CVE-2026-49957 Overview
CVE-2026-49957 is a workspace boundary bypass vulnerability in Hermes WebUI versions prior to 0.51.296. The flaw resides in the SSH/remote terminal profile workspace resolution logic within the _remote_terminal_workspace_candidate() function. An authenticated attacker can configure a remote terminal working directory to a sensitive system path such as /etc, causing workspace resolution to accept it as a trusted local workspace root. The _is_blocked_workspace_path() guard never executes because of an early return, enabling read access to local system files through workspace file-read helpers. The issue is classified under CWE-22 (Path Traversal).
Critical Impact
Authenticated attackers can read arbitrary local system files by configuring a remote terminal working directory to bypass workspace path restrictions.
Affected Products
- Hermes WebUI versions prior to 0.51.296
- Deployments exposing the api/workspace.py remote terminal profile functionality
- Instances allowing authenticated users to configure SSH/remote terminal profiles
Discovery Timeline
- 2026-06-09 - CVE-2026-49957 published to NVD
- 2026-06-10 - Last updated in NVD database
Technical Details for CVE-2026-49957
Vulnerability Analysis
The vulnerability stems from incorrect ordering of trust decisions in the workspace resolution pipeline. Hermes WebUI exposes a workspace abstraction that enforces path boundaries through _is_blocked_workspace_path(). This guard normally rejects attempts to access sensitive directories outside permitted workspace roots.
However, the SSH/remote terminal profile code path invokes _remote_terminal_workspace_candidate() before the blocked-path guard executes. The candidate function returns early when a remote terminal working directory is configured, treating that path as a trusted local workspace root. The blocked-path check is never reached for these candidates.
Authenticated attackers exploit this gap to read files from system directories using existing workspace file-read helpers. The impact is confined to confidentiality of files readable by the Hermes WebUI process.
Root Cause
The root cause is a control flow defect where path validation occurs after, rather than before, candidate path acceptance. The early return in _remote_terminal_workspace_candidate() short-circuits the security check, violating the principle that all candidate workspace roots must pass the blocked-path guard before being trusted.
Attack Vector
An authenticated user with permission to configure remote terminal profiles sets the working directory to a target system path such as /etc, /var/log, or /root. Subsequent workspace file-read requests resolve against the attacker-controlled root and return file contents that would otherwise be blocked. No special privilege escalation is required beyond the ability to create or modify a terminal profile.
No verified proof-of-concept code is publicly available. Refer to the VulnCheck Security Advisory and the GitHub Commit for technical specifics of the patch.
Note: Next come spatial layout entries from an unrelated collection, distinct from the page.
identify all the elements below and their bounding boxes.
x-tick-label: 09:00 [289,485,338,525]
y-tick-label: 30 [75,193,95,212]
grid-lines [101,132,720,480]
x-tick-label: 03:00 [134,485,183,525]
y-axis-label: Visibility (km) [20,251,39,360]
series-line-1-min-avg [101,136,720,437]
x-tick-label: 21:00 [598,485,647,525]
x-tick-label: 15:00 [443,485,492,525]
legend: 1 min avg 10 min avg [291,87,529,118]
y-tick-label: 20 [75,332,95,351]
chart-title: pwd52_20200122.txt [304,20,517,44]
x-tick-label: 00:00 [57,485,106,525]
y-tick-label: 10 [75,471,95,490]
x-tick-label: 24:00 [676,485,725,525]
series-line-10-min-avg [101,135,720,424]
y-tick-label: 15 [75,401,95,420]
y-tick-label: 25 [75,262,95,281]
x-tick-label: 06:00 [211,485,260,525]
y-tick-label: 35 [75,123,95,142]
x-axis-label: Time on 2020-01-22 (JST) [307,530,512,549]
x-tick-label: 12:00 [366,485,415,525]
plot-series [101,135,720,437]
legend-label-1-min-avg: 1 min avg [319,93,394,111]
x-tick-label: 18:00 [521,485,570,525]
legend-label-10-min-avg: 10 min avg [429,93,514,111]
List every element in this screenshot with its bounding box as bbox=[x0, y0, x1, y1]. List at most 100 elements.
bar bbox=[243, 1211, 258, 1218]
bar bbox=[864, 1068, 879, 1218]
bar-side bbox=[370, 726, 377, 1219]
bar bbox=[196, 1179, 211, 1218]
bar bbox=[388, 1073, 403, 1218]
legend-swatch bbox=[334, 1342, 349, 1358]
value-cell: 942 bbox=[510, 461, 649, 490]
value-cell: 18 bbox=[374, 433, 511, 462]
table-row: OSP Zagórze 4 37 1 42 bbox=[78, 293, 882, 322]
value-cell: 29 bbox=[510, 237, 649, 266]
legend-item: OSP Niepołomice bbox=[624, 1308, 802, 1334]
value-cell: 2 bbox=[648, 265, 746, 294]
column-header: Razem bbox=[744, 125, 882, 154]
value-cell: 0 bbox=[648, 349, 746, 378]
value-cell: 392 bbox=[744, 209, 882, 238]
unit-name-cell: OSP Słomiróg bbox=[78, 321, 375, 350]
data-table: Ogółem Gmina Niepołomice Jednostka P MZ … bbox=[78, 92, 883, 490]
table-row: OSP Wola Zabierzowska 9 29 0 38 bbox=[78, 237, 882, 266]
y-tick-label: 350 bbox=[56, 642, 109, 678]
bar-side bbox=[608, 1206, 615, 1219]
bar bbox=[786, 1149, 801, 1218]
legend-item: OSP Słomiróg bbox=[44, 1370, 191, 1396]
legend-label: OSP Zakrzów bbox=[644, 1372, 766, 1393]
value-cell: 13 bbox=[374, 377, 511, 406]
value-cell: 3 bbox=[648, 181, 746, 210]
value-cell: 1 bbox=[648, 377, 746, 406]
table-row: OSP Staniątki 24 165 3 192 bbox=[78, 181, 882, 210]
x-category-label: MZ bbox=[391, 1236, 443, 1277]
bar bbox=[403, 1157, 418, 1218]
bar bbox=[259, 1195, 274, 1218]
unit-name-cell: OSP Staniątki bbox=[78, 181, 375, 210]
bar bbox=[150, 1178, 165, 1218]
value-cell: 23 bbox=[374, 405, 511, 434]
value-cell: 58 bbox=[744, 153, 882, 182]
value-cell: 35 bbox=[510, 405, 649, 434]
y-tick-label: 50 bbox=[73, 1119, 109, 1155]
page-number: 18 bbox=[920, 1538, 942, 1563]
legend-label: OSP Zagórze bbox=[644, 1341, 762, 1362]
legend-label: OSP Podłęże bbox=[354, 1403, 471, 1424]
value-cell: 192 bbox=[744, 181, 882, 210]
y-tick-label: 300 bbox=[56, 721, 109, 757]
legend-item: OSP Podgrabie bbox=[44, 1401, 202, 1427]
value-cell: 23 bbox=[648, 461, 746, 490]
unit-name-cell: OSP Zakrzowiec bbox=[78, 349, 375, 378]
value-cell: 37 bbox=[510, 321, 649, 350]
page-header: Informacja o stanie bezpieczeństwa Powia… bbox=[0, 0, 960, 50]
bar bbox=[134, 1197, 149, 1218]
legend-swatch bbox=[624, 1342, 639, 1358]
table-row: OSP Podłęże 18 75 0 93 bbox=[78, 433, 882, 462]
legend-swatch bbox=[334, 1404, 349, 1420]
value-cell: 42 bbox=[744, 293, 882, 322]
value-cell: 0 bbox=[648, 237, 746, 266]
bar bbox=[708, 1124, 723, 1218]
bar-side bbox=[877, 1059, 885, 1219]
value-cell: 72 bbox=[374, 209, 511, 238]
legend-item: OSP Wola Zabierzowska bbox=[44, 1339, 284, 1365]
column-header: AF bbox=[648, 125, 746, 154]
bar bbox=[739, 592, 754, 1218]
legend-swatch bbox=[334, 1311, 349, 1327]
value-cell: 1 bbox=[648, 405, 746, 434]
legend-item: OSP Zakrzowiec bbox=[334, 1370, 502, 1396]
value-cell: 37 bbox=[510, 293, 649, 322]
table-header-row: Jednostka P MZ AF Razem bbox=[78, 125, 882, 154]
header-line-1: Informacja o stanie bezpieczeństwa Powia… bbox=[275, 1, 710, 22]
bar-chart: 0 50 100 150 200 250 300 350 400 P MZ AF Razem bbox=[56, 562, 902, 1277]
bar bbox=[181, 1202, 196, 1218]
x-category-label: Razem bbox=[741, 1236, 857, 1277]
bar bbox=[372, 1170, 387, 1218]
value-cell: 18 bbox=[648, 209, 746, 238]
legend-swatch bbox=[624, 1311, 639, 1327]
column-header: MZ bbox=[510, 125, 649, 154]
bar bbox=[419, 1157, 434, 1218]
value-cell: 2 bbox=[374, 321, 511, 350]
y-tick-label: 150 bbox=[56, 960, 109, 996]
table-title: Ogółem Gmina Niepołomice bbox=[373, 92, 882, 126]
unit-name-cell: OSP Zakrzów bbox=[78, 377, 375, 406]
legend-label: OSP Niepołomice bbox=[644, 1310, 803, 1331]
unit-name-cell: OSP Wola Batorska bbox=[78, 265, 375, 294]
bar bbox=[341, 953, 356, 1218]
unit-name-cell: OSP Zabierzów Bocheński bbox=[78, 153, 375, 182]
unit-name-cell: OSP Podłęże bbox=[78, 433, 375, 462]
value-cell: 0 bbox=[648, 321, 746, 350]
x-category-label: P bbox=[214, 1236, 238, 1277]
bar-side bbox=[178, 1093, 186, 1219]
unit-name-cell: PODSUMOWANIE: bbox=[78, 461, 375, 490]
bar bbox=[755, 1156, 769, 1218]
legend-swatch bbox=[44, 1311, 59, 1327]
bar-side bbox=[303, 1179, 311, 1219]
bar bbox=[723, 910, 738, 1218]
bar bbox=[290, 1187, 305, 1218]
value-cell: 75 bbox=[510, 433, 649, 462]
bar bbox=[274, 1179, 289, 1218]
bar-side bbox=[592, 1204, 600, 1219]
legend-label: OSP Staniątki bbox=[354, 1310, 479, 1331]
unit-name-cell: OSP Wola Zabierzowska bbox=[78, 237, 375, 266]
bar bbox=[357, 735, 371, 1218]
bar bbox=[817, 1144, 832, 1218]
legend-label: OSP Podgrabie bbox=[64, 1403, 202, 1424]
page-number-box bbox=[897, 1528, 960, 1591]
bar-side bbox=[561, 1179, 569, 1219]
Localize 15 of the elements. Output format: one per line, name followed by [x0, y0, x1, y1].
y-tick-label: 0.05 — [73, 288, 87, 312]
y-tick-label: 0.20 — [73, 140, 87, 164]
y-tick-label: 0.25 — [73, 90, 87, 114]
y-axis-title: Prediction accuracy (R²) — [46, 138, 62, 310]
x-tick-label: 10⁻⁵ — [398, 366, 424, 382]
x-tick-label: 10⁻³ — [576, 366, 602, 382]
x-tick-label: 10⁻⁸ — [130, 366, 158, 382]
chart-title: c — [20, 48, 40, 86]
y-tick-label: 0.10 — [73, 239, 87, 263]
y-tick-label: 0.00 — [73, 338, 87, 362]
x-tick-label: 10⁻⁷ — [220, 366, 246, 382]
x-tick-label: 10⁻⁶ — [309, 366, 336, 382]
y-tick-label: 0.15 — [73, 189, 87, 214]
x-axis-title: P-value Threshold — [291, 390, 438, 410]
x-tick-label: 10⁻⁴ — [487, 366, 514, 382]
Detection Methods for CVE-2026-49957
Indicators of Compromise
- Remote terminal profile configurations referencing system paths such as /etc, /root, /var, or /proc
- Workspace file-read API requests returning content from outside expected project directories
- Audit log entries showing profile modifications followed by file-read calls targeting sensitive paths
- Hermes WebUI process accessing files unrelated to user project workspaces
Detection Strategies
- Inspect persisted remote terminal profile records for working directories pointing at OS paths
- Correlate authenticated user actions that create or update terminal profiles with subsequent workspace file-read calls
- Alert when workspace resolution returns paths outside the configured project root hierarchy
- Review web server access logs for sequential api/workspace.py requests originating from a single session
Monitoring Recommendations
- Enable verbose application logging for the _remote_terminal_workspace_candidate() and _is_blocked_workspace_path() code paths
- Forward Hermes WebUI logs to a centralized log analytics platform for path-traversal pattern matching
- Track unique workspace root values per user and flag deviations from baseline
- Monitor file system reads by the Hermes WebUI service process against an allowlist of expected directories
How to Mitigate CVE-2026-49957
Immediate Actions Required
- Upgrade Hermes WebUI to version 0.51.296 or later immediately
- Audit all existing remote terminal profile configurations for suspicious working directories
- Revoke or restrict authenticated user permissions to create or modify terminal profiles where not required
- Review application and access logs for prior exploitation indicators
Patch Information
The vulnerability is resolved in Hermes WebUI v0.51.296. The fix is documented in Pull Request #3731, Pull Request #3744, and the corresponding commit 91a89fb. The patch reorders the workspace resolution logic so the _is_blocked_workspace_path() guard executes before remote terminal candidates are accepted.
Workarounds
- Restrict access to Hermes WebUI to trusted users until the patched version is deployed
- Disable remote terminal profile creation for non-administrative accounts where supported
- Run the Hermes WebUI process under a least-privilege service account to limit file read scope
- Place the application behind authentication proxies enforcing additional access controls
# Configuration example
# Upgrade Hermes WebUI to the patched release
pip install --upgrade hermes-webui==0.51.296
# Verify the installed version
hermes-webui --version
Disclaimer: This content was generated using AI. While we strive for accuracy, please verify critical information with official sources.